First is the obvious one: He’s their offensive centerpiece and the guy who helps establish an order that defines roles more easily for teammates. The Pistons want to be competitive, just as Grant allowed them to compete in 2020-21 even with all their youth and roster turnover. Trade him for the future draft picks he’d command and you’re throwing all the young players already in the pipeline to the wolves in roles they’re not yet suited to fill.
Then there’s the statement Grant made on the Pistons behalf by choosing them in free agency over the same offer to remain a vital cog of the 2020 Western Conference finalist, Denver. Grant spoke of the trust he had in Weaver as the principal motivating factor in his eyebrow-raising decision to come to Detroit. Weaver, for his part, saw Grant validate a vision for him that few others held. One year into their partnership would seem a very unlikely time to unravel it.
The No. 1 pick is … well, I don’t think we need to explain why the No. 1 pick isn’t going anywhere. If the Pistons exercise the pick as opposed to trading it on draft night for a trove of assets, then you can bank on that player in the opening night lineup.

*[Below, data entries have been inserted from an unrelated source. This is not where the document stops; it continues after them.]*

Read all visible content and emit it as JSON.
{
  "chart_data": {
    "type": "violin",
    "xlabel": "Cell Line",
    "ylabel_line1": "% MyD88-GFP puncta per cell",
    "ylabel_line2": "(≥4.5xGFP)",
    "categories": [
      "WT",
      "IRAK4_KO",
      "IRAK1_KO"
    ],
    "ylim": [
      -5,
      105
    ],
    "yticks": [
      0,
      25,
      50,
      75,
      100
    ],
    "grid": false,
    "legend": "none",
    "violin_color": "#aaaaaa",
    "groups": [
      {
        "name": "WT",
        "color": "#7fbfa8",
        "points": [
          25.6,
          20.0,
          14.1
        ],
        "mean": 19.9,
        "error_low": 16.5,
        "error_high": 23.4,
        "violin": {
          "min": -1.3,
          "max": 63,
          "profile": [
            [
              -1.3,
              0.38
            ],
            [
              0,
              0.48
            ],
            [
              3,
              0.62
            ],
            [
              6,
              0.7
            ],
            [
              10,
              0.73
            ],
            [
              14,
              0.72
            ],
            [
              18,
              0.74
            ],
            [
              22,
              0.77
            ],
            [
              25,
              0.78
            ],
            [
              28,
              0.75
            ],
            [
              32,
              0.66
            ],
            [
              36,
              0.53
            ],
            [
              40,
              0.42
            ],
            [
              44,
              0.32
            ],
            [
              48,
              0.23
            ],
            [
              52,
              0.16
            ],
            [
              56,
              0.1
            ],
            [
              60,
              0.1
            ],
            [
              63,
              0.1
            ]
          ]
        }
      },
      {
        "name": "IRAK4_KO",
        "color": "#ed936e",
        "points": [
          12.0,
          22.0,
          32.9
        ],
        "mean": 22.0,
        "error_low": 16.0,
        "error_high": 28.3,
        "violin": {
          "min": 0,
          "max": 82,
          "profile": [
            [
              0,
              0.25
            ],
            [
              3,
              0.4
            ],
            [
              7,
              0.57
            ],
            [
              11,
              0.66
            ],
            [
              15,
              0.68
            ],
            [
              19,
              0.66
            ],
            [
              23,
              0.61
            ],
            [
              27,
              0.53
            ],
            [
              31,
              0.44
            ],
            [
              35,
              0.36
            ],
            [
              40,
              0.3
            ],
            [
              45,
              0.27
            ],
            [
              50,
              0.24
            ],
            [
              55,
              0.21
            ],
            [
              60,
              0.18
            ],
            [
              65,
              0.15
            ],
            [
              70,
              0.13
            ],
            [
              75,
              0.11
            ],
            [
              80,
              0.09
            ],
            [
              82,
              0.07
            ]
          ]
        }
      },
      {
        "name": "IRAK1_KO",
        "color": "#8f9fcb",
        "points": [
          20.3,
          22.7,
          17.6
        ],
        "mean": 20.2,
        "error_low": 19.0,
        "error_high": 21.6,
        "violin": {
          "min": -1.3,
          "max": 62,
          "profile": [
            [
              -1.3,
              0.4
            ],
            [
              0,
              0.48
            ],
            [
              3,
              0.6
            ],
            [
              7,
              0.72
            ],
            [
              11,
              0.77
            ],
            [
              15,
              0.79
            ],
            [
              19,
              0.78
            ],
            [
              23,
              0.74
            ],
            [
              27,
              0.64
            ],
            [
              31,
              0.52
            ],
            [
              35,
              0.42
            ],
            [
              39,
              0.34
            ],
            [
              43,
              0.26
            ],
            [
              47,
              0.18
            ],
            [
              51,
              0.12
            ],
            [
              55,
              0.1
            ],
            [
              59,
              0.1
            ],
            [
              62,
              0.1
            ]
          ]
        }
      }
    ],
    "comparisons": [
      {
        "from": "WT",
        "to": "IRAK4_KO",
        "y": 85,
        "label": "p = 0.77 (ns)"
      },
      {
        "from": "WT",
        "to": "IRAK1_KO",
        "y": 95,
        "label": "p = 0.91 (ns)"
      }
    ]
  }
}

LAYUPS (2): Mason Plumlee, Saben Lee
Mason Plumlee has two years left on his three-year deal – he and Grant were the only free agents Weaver signed last fall to more than two years – and the same reasons that made him important to Weaver and Dwane Casey last year still apply. Stewart’s emergence means it’s closer to a 50-50 partnership at center than the Pistons could have imagined it would be this soon, but Plumlee’s durability and reliability make him a highly valued asset.
Saben Lee slots in with his three fellow rookies as part of Weaver’s “core four.” The fact he’ll be a restricted free agent cracks the door for the possibility he won’t be back, but it’s a crack barely wide enough to allow light to penetrate.

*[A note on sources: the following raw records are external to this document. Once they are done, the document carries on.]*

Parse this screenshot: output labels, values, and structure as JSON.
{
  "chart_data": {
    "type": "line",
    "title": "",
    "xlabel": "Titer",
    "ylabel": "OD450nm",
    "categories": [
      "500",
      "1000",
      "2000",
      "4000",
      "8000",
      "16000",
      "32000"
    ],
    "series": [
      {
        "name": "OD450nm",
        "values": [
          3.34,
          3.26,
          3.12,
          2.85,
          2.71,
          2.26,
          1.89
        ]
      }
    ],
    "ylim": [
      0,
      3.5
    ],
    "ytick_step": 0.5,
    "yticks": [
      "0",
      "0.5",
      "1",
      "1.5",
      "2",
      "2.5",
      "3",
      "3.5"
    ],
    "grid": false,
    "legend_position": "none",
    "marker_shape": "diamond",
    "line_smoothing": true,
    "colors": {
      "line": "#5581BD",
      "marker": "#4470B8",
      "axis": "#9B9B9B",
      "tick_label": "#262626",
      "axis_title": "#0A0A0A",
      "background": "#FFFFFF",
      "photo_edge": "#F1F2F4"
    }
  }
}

FREE THROWS (6): Hamidou Diallo, Frank Jackson, Josh Jackson, Jahlil Okafor, Sekou Doumbouya, Deividas Sirvydis
Diallo and Frank Jackson are restricted free agents, so all the usual cautions apply. Restricted free agents most often wind up with the home team if there’s mutual interest, but it’s conceivable Diallo draws an offer sizable enough to give the Pistons pause. In the case of Frank Jackson, the Pistons are hamstrung to a degree by the reality of his non-Bird rights status, limiting how much they can offer.
Josh Jackson could be a trade target given the sum of his status: one reasonable year left for a guy who plays hard and can be a defensive force. Okafor is a clear No. 3 on the center depth chart, but the Pistons under Weaver aren’t likely to go with just two big men.
Doumbouya and Sirvydis are the only two of the 17 players who finished the season acquired before Weaver’s arrival in June 2020. Both 2019 draft picks figure are facing big seasons to determine their futures, but given that their trade value is fuzzy it’s reasonable to assume they’ll get to make their case with the Pistons.
3-POINTER (1): Tyler Cook
Cook signed a standard contract after two 10-day deals that will keep him with the Pistons through the off-season. To some degree, his fate is tied to other moves. If things fall into place for the Pistons in free agency, it’s going to be a numbers game for Cook with roster spots. The Pistons probably will be looking for help at point guard and for a versatile big man – 3-point ability at both spots is likely part of the package – in free agency and that could put a squeeze on Cook in the frontcourt depth chart.
If the Pistons keep everybody but Ellington, Joseph, McGruder and Smith, that still leaves them with only three slots, two of them two-way deals, once the addition of the No. 1 overall pick is factored into the equation. They’re probably going to need to make room for at least one more standard contract to accommodate the signing of two role-playing free agents. Trades, of course, are one way to thin out the roster. And since Weaver made 10 trades between mid-November 2020 when the NBA transactions moratorium lifted and the late-March 2021 trade deadline, that’s probably the likeliest way the Pistons create roster space this off-season.